Die deutsch-chinesischen Regierungskonsultationen in Peking seien eine sehr schwierige Reise für Bundeskanzlerin Angela Merkel und ihre Minister, sagte Björn Conrad vom Mercator Institut für China-Studien im DLF. Denn die Chinesen hätten hohe Erwartungen daran, während auf deutscher Seite die Frage gestellt werde, wie sinnvoll die Kooperation überhaupt sei.

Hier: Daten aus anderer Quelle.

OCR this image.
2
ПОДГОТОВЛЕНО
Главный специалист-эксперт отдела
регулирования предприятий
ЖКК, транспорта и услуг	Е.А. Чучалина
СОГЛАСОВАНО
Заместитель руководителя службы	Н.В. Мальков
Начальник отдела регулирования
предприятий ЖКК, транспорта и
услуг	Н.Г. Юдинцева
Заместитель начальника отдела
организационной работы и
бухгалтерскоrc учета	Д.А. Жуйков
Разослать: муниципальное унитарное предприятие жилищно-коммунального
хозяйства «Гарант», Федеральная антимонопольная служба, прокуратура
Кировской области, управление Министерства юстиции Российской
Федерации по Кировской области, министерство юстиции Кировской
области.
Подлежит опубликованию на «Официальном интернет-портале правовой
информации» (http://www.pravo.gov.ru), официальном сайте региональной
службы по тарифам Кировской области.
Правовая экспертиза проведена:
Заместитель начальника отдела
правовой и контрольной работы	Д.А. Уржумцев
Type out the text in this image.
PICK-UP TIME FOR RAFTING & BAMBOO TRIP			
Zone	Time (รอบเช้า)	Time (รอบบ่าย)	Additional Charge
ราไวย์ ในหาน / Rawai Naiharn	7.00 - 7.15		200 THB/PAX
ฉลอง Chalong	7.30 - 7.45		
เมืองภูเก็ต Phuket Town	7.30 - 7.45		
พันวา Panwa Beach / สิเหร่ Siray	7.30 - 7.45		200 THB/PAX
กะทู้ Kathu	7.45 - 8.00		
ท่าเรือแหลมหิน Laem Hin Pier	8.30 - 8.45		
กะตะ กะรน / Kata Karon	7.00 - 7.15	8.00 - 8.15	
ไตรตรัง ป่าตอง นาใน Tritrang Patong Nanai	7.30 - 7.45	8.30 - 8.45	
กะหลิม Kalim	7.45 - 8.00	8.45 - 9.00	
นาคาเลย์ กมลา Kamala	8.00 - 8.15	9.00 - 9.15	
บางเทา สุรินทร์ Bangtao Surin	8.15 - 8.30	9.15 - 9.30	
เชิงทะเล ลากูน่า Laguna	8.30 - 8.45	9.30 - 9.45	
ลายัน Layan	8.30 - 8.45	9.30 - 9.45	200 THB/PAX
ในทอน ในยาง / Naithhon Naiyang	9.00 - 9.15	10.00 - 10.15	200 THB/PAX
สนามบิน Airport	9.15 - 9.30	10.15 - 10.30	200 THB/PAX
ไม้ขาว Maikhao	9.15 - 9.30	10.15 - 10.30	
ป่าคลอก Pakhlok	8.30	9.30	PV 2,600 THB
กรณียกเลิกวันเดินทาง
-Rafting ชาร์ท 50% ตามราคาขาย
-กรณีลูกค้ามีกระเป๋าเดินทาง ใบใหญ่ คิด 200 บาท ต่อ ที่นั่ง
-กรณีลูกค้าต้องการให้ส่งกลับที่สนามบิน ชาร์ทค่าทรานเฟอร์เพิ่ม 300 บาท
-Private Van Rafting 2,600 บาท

Björn Conrad im Gespräch mit Peter Kapern | 13.06.2016
    Bundeskanzlerin Angela Merkel wird durch den Ministerpräsidenten der Volksrepublik China, Li Keqiang, in der Großen Halle des Volkes in Peking mit militärischen Ehren begrüßt.
    Bundeskanzlerin Angela Merkel wird durch den Ministerpräsidenten der Volksrepublik China, Li Keqiang, in der Großen Halle des Volkes in Peking mit militärischen Ehren begrüßt. (dpa-Bildfunk / Rainer Jensen)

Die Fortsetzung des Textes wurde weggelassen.